Tip #2: Do not ridicule your customers right to complain by an outpour of sympathy and promises both of you know the organization cannot live up to.
Case and point, one of our larger companies decided to put their eggs in two baskets and share the hosting load between OWN and another huge data center provider. For the sake of the argument, let’s call them “fanatical” – fanantical’s portion of the web server load balanced pool kept on flapping. The CTO at the customer’s site felt the run-around and asked me to call and see if we can get to the bottom of it.
Vlad: Hi, we’re having a problem and we believe it’s the load balancer you’re managing as we can confirm all the servers are responding properly.
Fanatical: Oh, that couldn’t be, we manage it! But I would be delighted to assist you.
Vlad: Ok, well, all servers are up and you’re dropping 30% of the connections.
Fanatical: Oh, that can’t be, we have the biggest network. We take great care of our customers so I am going to escalate this to the engineer more capable of helping you.
More Fanatical: Hello Vlad, hi I am here to help you.
… Fast forward through over 2 hours of fanatical bs to get the load balancer power cycled and configuration troubleshooted to the point where the fanatical support ought to have had it in the first place because they promised a managed environment.
I say this to my staff and myself all the damn time – politeness is not a substitute for competence. I don’t care if you’re the biggest jerk on the face of the earth, we run a network here not a Ms.
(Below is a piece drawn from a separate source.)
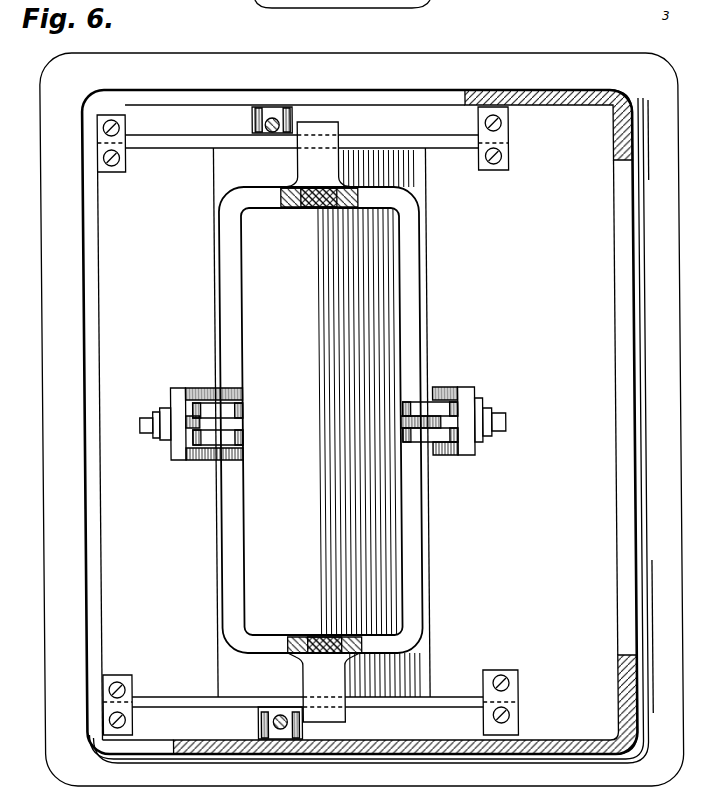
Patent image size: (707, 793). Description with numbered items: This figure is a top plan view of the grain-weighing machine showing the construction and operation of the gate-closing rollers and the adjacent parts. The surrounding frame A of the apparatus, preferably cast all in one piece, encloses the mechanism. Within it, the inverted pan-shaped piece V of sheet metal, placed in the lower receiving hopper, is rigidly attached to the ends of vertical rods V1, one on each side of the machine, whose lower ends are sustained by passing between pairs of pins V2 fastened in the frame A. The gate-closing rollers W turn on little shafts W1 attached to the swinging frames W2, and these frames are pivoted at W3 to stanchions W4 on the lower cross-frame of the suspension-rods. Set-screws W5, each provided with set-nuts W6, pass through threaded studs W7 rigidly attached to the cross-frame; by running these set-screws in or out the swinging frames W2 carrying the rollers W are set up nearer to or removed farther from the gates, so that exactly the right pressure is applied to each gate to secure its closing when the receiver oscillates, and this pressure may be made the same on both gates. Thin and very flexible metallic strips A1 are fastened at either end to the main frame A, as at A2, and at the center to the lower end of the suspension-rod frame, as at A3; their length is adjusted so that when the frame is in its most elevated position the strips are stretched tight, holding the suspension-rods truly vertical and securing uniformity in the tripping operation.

Congeniality award committe. Every time you are tasked with resolving a problem for a customer and you step out of that problem solving mindset to sympathize, lecture on our process and quality control, share your war stories, etc you’re wasting your time that should be used to troubleshoot issues, you’re ridiculing our customer when we both know you’re staring at your watch, all while the customer is still down. Wanna be fanatical – go to a college football game and paint your chest fired because thats where this conversation is heading. (reminder: customer service tips, not HR tips)
While every customer should be treated with respect and dignity, they are calling us because we aren’t doing our job. It is not your job to apologize, thats my job. Your job is not to hug the user. Not to read our process guides out loud. Not to explain the company policy. Not to be fanatical. Your job is to fix it, as fast as possible and look like a competent engineer not a flower girl.